- Born: March 3, 1927 Brooklyn, New York, U.S.
- Died: February 3, 1987 (aged 59) Miami, Florida, U.S.
- Cause of death: Murder
- Education: Brooklyn College
- Occupations: Boat designer; builder; racer;
- Years active: 1953–1987
- Spouses: ; Shirley Goldin ​ ​(m. 1948; div. 1979)​ Lillian Crawford;
- Children: 5

= Donald Aronow =

American speedboat designer (1927–1987)

Donald Joel Aronow (March 3, 1927 – February 3, 1987) was an American designer, builder, and racer of Formula, Donzi, Magnum Marine, Cary, and Cigarette Racing Team speedboats. Aronow built speedboats for the Shah of Iran, Charles Keating, Robert Vesco, Malcolm Forbes, George H. W. Bush, and Lyndon B. Johnson.

==Early life and education==
Aronow was born in the Sheepshead Bay neighborhood of Brooklyn, the son of Russian–Jewish immigrants Herman and Ruth Aronow. He had two older sisters, Sylvia and Lillian. Aronow graduated as a top athlete from James Madison High School in 1944, worked as a lifeguard at Coney Island, and enrolled at Brooklyn College.

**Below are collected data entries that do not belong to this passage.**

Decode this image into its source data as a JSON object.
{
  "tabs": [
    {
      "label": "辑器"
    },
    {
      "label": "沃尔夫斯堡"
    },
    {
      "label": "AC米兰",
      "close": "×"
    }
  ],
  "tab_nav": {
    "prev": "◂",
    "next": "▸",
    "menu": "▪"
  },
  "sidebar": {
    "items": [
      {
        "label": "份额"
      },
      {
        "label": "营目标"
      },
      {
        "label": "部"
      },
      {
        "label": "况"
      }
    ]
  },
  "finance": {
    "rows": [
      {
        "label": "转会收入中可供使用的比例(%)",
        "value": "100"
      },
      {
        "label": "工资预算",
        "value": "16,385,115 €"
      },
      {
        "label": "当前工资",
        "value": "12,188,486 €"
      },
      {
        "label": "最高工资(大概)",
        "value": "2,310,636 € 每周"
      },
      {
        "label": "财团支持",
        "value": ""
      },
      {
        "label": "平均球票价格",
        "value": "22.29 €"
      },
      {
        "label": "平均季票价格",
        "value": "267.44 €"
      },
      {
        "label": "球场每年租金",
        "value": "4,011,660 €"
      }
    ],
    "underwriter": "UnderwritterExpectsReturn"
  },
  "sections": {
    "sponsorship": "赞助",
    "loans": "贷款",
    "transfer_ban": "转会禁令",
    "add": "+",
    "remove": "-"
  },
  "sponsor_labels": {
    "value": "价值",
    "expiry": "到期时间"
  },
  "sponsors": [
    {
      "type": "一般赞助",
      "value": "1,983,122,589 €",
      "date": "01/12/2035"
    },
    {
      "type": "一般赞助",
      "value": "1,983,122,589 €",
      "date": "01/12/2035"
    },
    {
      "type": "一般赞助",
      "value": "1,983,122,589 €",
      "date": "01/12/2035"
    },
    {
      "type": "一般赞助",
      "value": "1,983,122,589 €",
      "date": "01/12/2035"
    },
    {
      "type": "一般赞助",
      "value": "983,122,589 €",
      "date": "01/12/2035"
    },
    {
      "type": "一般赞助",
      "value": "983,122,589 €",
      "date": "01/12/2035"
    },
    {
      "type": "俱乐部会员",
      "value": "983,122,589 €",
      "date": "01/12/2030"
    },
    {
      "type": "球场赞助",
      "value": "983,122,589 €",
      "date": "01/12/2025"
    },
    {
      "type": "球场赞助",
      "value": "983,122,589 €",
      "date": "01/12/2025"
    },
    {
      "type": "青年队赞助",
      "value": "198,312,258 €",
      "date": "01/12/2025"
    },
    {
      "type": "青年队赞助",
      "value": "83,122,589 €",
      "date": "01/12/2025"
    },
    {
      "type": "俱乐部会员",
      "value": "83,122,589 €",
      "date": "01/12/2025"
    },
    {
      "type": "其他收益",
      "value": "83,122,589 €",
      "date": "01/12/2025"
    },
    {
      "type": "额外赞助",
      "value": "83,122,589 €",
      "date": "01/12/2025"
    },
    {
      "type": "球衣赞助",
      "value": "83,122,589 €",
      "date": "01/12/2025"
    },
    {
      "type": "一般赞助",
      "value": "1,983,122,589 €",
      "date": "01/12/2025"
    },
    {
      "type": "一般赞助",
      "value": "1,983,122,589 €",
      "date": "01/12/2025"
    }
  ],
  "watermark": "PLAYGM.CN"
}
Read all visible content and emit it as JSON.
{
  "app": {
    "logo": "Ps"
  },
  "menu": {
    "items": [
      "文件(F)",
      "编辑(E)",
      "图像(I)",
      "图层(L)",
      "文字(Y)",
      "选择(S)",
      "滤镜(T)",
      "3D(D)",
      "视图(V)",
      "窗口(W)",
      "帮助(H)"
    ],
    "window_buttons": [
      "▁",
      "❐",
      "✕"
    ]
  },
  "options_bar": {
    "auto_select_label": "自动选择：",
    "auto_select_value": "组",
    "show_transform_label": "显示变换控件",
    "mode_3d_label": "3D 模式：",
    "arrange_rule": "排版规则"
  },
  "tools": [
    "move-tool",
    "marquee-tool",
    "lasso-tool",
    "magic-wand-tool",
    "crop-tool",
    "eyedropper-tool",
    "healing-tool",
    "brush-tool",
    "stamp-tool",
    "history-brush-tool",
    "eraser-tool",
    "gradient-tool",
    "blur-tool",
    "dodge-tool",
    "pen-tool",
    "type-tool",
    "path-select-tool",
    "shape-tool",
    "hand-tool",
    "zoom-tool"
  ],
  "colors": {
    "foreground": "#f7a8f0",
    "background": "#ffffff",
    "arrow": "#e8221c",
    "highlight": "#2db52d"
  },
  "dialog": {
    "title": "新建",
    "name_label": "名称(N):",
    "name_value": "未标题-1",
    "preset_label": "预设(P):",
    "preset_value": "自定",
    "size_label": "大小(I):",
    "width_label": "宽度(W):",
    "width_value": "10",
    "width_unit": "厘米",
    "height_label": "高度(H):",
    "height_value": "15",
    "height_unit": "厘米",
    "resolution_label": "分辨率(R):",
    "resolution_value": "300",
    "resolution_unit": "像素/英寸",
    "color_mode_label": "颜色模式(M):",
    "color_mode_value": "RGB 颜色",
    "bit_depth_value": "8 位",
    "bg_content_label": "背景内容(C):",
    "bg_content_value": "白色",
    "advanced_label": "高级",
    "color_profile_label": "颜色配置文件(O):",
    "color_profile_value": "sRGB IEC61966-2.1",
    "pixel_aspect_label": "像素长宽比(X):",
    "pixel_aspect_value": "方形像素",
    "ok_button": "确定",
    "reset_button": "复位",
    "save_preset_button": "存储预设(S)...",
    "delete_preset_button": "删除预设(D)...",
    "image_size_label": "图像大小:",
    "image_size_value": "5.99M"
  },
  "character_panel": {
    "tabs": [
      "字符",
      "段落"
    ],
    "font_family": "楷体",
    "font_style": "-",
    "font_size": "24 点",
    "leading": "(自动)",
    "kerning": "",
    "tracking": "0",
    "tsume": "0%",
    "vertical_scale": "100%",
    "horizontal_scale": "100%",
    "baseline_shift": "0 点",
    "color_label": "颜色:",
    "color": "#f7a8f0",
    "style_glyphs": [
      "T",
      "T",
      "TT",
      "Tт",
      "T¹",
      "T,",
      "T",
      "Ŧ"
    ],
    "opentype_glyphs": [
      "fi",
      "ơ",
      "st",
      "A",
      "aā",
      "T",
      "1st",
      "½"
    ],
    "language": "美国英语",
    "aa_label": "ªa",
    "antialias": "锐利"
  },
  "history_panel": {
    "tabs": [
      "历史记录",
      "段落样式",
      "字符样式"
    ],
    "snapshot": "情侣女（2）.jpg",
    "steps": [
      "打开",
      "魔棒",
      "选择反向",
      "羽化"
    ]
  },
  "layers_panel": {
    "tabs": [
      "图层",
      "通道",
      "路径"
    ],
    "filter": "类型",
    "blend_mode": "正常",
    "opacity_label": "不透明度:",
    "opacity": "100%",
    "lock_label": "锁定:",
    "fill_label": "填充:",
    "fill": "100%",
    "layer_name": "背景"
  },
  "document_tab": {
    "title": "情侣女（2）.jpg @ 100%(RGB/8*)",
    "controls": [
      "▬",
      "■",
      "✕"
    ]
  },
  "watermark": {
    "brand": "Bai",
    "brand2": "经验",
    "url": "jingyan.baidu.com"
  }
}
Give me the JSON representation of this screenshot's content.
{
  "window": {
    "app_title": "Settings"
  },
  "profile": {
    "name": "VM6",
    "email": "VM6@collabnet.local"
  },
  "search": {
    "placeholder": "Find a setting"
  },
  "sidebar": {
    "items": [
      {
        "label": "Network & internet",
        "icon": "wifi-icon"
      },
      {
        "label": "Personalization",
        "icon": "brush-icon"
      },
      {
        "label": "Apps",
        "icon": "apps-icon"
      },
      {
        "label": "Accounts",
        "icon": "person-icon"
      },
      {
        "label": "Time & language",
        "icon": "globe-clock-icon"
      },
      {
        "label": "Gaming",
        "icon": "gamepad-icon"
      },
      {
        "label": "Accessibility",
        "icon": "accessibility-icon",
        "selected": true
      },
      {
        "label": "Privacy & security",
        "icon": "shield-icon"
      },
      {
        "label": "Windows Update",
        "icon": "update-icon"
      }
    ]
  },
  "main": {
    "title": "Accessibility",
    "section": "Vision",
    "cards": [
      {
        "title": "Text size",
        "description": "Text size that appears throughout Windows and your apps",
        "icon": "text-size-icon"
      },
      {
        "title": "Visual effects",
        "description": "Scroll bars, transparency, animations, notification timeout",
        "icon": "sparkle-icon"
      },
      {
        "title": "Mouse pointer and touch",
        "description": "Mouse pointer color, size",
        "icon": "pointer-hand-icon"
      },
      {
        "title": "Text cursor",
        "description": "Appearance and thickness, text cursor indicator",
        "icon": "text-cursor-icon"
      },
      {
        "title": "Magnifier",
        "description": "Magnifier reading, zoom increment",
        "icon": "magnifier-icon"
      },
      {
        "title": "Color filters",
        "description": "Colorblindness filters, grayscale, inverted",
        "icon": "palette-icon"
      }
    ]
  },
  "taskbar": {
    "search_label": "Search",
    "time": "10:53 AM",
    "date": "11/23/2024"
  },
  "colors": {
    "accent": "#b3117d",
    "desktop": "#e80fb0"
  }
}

In 1945, he joined the United States Merchant Marine and worked overseas until the end of World War II. In 1947, he returned to the United States and completed his studies. He graduated from Brooklyn College in 1948 with a physical education degree, earning letters in football, wrestling, and track.

==Career==

After finishing school, Aronow was briefly a physical education teacher before working for his father-in-law's construction business. In 1953, he established a construction company, the Aronow Corporation. Following the success of his construction company, Aronow moved to Miami in 1959, where he began racing boats as a hobby.

Aronow's hobby evolved into a business, and by the end of 1962, he had formed the Formula Marine boat company. He sold Formula Marine to Alliance Machine in Ohio. In 1964, he started Donzi Marine, which he sold to Teleflex Inc. in mid-1965. In 1966, he founded Magnum Marine and in 1967 won his first world championship.

Due to a non-compete clause following the sale of Magnum Marine, Aronow was not permitted to build boats for several years. Despite this, in 1969 Aronow built the first Cigarette boat under the name Cary, in Elton Cary's Miami Beach facility. In 1969, Aronow won his second World Championship and third consecutive United States Championship. He was the second American to win the Union Internationale Motonautique's Gold Medal of Honor. In 1970, after the non-compete clause expired, Aronow started the Cigarette Racing Team.

Having sold Cigarette in 1982, Aronow formed USA Racing Team and built the Blue Thunders, 39-foot catamarans used by the United States Customs Service to patrol U.S. waters for illegal offshore activities, especially drug smuggling. Aronow's close friend at the time, Vice President George H.W. Bush, was a former Cigarette owner and was involved in testing out the 39-foot catamarans prior to government approval.

==Murder==
On February 3, 1987, Aronow was murdered in his car at the end of 188th Street in North Miami Beach, where his boat companies operated. Aronow had just come out of a meeting. Witnesses said a blue Lincoln pulled up next to Aronow's car. When Aronow rolled down his window, the Lincoln's driver shot him.

In 1995, Bobby Young admitted to the shooting and pleaded no contest to second degree murder, eventually providing a full confession in 2009 shortly before his death. Ben Kramer, winner of the 1986 American Power Boat Association Offshore Championship, pleaded no contest to manslaughter in 1996. Kramer had a business dispute with Aronow after buying Aronow's USA Racing Team, but was forced to sell it back after the Customs Service refused to do business with him. Kramer was already in prison on a life sentence with no possibility of parole following 1988 and 1989 convictions for drug smuggling and gun charges, as well as receiving a 1990 conviction for a failed escape attempt by helicopter from a federal prison near Miami.

The story was also the basis for the 2009 documentary film Thunder Man: The Don Aronow Story and the 2018 movie Speed Kills with John Travolta.

==Personal life==
In 1948, Aronow married Shirley Goldin, whom he had met while working as a lifeguard on Coney Island. They had three children: Michael, David, and Claudia. Aronow and Goldin were divorced in 1979. Aronow's second wife was Lillian Crawford. He and Crawford had two sons, Gavin and Wylie.